The CDC says it appears that COVID-19 can spread from pets to animals “in some situations.” Infected pets might get sick or they might not have any symptoms, adding that of those that have gotten sick, most only had mild illness and fully recovered.
In turn, the CDC says the risk of animals spreading COVID-19 to people is considered to be low.
The CDC recommends pet owners limit their pet’s interaction with people outside their household to reduce the risk of COVID-19 spreading to the animals. They offer these additional tips to keep you and your pets safe:
- Keep cats indoors when possible and do not let them roam freely outside.
- Pets or other animals should not be allowed to roam freely around the facility, and cats should be kept indoors.
- Avoid public places where a large number of people gather.

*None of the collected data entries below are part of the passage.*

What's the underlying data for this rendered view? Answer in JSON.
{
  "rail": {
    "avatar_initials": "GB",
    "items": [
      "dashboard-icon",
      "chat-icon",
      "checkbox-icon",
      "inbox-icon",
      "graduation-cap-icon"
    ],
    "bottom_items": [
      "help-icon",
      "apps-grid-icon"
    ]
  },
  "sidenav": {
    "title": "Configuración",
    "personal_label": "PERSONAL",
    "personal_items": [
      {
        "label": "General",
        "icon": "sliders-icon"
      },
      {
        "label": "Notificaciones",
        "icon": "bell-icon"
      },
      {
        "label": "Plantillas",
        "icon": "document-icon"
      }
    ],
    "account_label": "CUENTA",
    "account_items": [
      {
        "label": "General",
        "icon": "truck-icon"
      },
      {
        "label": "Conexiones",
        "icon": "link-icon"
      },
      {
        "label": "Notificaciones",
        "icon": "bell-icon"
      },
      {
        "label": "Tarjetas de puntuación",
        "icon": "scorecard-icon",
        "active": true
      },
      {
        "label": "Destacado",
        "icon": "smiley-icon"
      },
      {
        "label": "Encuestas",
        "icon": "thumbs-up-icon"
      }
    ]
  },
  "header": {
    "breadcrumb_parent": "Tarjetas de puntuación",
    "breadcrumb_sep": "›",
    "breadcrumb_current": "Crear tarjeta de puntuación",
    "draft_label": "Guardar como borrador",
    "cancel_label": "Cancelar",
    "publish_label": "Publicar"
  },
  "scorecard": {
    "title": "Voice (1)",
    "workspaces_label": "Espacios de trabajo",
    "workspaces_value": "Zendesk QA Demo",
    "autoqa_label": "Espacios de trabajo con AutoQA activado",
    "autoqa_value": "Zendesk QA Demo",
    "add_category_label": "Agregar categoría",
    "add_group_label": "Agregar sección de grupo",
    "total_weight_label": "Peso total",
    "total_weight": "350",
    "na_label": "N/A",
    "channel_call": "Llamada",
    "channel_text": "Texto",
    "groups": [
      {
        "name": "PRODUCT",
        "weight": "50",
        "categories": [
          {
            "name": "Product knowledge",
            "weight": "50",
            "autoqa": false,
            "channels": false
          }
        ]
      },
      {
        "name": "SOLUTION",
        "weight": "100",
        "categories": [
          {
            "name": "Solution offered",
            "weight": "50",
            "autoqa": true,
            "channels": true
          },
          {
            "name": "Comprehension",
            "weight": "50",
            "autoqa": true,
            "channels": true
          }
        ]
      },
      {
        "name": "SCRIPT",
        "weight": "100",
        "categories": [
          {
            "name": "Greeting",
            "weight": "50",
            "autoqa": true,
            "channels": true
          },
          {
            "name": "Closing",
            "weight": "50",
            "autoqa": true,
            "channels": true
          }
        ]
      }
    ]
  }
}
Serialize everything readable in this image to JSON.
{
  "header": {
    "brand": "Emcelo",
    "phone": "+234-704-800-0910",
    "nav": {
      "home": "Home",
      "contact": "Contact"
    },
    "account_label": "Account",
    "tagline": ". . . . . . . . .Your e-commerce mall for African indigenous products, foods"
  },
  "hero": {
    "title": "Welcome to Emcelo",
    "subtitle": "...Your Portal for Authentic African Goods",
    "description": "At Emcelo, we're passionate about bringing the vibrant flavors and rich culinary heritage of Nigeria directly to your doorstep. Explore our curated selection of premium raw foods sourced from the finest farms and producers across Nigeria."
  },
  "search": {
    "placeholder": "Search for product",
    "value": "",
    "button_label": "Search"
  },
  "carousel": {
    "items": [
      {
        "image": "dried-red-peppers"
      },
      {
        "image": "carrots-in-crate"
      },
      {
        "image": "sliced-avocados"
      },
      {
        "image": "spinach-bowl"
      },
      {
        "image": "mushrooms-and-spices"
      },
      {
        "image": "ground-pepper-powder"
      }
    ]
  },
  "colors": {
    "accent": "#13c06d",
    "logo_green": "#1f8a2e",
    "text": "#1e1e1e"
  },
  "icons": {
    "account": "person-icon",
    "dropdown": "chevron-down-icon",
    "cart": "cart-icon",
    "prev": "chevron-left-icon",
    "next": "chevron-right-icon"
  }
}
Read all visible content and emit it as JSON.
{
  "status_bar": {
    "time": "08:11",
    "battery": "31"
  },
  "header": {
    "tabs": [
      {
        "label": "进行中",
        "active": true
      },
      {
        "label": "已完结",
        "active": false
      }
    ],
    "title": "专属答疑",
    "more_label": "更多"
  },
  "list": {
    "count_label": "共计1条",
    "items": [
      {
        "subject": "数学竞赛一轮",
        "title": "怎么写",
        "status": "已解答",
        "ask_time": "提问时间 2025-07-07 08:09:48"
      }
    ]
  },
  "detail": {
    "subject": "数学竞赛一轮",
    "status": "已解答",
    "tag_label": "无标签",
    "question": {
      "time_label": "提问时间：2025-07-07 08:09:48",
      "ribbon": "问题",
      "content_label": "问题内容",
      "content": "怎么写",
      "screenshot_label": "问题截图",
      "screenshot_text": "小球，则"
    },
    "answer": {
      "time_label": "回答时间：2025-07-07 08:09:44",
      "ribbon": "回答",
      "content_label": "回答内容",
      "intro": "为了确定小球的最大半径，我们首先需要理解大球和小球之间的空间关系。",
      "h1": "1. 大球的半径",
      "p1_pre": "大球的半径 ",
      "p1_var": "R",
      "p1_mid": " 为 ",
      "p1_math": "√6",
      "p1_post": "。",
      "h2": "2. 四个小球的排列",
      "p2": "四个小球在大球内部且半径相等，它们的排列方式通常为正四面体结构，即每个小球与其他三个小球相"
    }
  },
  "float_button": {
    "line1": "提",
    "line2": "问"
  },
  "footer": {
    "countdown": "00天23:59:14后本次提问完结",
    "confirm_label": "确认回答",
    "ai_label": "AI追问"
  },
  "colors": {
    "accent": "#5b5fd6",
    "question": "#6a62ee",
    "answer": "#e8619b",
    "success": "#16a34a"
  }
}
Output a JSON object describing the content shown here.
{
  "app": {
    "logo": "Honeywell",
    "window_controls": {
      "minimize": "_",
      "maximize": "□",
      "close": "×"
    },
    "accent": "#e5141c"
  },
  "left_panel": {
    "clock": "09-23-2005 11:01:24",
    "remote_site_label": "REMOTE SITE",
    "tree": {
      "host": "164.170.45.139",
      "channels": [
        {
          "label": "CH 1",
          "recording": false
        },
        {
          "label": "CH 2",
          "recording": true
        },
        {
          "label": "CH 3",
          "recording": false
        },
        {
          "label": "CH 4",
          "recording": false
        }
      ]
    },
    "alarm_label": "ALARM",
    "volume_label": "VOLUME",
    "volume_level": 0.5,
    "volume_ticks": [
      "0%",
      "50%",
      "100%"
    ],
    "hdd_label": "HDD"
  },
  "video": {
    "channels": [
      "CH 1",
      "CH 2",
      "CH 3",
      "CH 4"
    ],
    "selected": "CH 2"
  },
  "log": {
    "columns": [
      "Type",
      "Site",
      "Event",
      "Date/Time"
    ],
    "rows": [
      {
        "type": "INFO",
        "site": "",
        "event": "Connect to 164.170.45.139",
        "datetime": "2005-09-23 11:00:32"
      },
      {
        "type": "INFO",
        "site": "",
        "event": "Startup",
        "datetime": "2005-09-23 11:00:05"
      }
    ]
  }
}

- Do not put a mask on pets. Masks could harm your pet.
They add that there is no evidence that the virus can spread to people from their pet’s skin, fur, or hair. According to the CDC, you should not wipe or bathe your pet with chemical disinfectants, alcohol, hydrogen peroxide, or other products like hand sanitizer, counter-cleaning wipes, or other industrial or surface cleaners. If you have questions about appropriate products for bathing or cleaning your pet, the CDC says to contact your veterinarian.
If your dog or cat or any other pet gets sick, or if you have any concerns about your pet’s health, the CDC says you should contact your veterinarian.
The CDC adds that if you are sick with COVID-19, either suspected or confirmed by a test, you should restrict contact with your pets and other animals, just as you would with people.
- When possible, have another member of your household care for your pets while you are sick.
- Avoid contact with your pet including petting, snuggling, being kissed or licked, sharing food, and sleeping in the same bed.
- If you must care for your pet or be around animals while you are sick, wear a mask and wash your hands before and after you interact with them.
If you are sick with COVID-19, and your pet becomes sick, the CDC advises that you do not take your pet to the veterinary clinic yourself. Instead, contact your veterinarian and let them know you have been sick with COVID-19. Some clinics may offer telemedicine conulstations or other plans for seeing sick pets.
At this time, the CDC says there has been no evidence that animals are playing a significant role in the spread of COVID-19. But, because all animals can carry germs that can make you and other people sick, the CDC says it is always a good idea to practice healthy habits around pets and other animals.
- Wash your hands after handling animals, their food, waste, or supplies.
- Practice good pet hygiene and clean up after pets properly.
- Talk to your veterinarian if you have questions about your pet’s health.
- Be aware that children 5 years of age and younger, people with weakened immune systems, and older adults are more likely to get sick from germs some animals can carry.
According to the World Organisation for Animal Health, the infection of animals with SARS-CoV-2 – the virus that causes COVID-19 – has implications for animal and human health, animal welfare, wildlife conservation, and biomedical research.
The latest findings have found that poultry and cattle are not susceptible to COVID-19 infection.
Utah is one of a number of states who have seen its mink population affected by COVID-19.
In mid-December, a wild mink living in the area of an infected Utah farm tested positive for SARS-CoV-2. Officials say this is the first free-ranging, native wild animal confirmed with SARS-CoV-2, to the best of their knowledge.